Expectativa por mais medidas cautelares
Essa política de confronto – que ameaça o direito mais básico estabelecido na Constituição, o direito à vida – é questionada na ADPF. As medidas cautelares solicitadas na ação incluem – além da proibição dos tiros de helicóptero, dos mandados coletivos e genéricos, das restrições a operações policiais perto de escolas e hospitais – o desenvolvimento pelo governo do Rio de um plano para a “redução da letalidade policial e o controle de violações de direitos humanos pelas forças de segurança”. Esse plano, caso a medida seja acolhida pelo Supremo, deveria ser elaborado com a participação da sociedade civil e submetido ao STF.
A ação solicita ainda medidas cautelares para que buscas domiciliares sejam realizadas apenas durante o dia e buscas noturnas só possam ser feitas em caso de flagrante delito mas nunca com base em denúncias anônimas; para que agentes de segurança e profissionais de saúde preservem todos os vestígios de crimes cometidos em operações policiais; para suspender sigilo dos protocolos de ações policiais; para determinação a elaboração de relatórios detalhados ao fim de cada operação policial; para instalar equipamentos de GPS e sistemas de gravação de áudio e vídeo nas viaturas policiais e nas fardas dos agentes de segurança; e determinar a suspensão de artigo de decreto de Witzel que excluiu os indicadores de redução de homicídios decorrentes de oposição à intervenção policial. do cálculo das gratificações dos integrantes de batalhões e delegacias.

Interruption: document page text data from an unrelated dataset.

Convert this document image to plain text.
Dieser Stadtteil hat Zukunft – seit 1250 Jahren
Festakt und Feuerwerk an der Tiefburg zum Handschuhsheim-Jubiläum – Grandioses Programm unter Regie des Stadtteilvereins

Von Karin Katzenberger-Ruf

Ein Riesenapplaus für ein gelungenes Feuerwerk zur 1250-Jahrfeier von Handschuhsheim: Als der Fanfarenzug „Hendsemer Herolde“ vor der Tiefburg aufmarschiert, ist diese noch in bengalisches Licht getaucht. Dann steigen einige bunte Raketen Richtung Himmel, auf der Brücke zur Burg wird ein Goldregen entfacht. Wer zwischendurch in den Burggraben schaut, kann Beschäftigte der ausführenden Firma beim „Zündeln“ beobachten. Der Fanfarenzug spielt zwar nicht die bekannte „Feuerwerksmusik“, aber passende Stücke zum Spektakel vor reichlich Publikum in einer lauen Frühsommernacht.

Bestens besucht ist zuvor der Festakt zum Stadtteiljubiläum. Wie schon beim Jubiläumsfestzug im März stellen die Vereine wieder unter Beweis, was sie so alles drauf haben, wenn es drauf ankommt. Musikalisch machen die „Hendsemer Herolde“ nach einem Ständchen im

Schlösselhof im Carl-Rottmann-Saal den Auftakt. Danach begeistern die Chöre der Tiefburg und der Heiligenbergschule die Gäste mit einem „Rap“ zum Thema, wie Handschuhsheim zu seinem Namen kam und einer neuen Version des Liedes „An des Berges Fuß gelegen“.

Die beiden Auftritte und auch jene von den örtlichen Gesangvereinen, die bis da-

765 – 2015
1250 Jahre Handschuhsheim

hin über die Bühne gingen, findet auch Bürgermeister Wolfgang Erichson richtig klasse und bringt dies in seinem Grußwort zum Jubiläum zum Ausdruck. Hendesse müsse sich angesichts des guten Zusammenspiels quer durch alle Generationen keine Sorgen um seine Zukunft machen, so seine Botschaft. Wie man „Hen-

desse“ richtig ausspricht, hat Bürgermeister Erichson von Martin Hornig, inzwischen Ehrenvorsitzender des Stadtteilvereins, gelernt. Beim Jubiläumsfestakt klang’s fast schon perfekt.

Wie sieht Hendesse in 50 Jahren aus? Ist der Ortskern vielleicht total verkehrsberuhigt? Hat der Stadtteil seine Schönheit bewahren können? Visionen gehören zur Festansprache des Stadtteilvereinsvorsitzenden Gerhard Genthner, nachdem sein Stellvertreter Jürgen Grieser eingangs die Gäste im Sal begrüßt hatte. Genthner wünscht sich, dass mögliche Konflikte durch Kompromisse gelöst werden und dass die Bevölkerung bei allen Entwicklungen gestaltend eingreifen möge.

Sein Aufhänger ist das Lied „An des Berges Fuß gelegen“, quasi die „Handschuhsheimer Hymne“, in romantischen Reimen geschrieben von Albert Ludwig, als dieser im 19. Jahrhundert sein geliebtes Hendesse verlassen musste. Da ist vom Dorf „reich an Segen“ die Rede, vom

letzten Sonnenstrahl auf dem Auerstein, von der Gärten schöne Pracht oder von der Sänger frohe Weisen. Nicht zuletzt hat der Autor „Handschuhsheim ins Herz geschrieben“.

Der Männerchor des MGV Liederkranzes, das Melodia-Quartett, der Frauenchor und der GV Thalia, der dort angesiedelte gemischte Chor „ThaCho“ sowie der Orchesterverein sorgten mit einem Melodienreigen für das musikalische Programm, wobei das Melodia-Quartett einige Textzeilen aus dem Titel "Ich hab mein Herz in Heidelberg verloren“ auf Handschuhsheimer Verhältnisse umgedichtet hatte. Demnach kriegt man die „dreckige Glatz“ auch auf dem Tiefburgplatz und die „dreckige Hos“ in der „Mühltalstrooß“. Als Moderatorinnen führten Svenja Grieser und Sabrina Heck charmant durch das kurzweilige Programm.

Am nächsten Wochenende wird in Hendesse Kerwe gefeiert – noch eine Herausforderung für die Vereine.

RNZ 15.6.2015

O julgamento das medidas cautelares começa na sexta-feira no plenário virtual do STF – os ministros têm uma semana para votar remotamente e o relator é o ministro Fachin. “Depois deste resultado da confirmação da liminar, nós temos muita expectativa que o Supremo acolha as cautelares – ou, pelo menos, parte delas – o que teria um impacto muito positivo na política de segurança do Rio de Janeiro”, afirma a pesquisadora Renata Neder, do do Centro de Estudos de Segurança e Cidadania.
A decisão liminar de Fachin, acompanhada por outros oito ministros, determina a comunicação ao Ministério Público do Rio para acompanhar as operações. Segundo Fachin, o acompanhamento é imprescindível, caso sejam absolutamente necessárias as incursões policiais nas comunidades durante a pandemia, “para não colocar em risco ainda maior população, a prestação de serviços públicos sanitários e o desempenho de atividades de ajuda humanitária”. Segundo o relator, o uso da força só é legítimo se for comprovadamente necessário para proteção da vida e do patrimônio de outras pessoas, e essa exigência de proporcionalidade decorre da necessidade de proteção ao direito à vida e à integridade corporal. “São, portanto, extremamente rígidos os critérios que autorizam o uso legítimo de força armada por agentes de Estado. Esses critérios não podem ser relativizados, nem excepcionados”, afirmou.
Antes do julgamento, o governador do Rio, Wilson Witzel (PSC), enviou ao STF manifestação em que culpa a decisão liminar – que proibiu operações policiais em favelas durante a pandemia — por um suposto aumento de ações da criminalidade em comunidades, desmentido pelos próprios dados oficiais do ISP. Para a polícia do Rio, a decisão do Supremo cria uma “zona de proteção ao crime organizado”.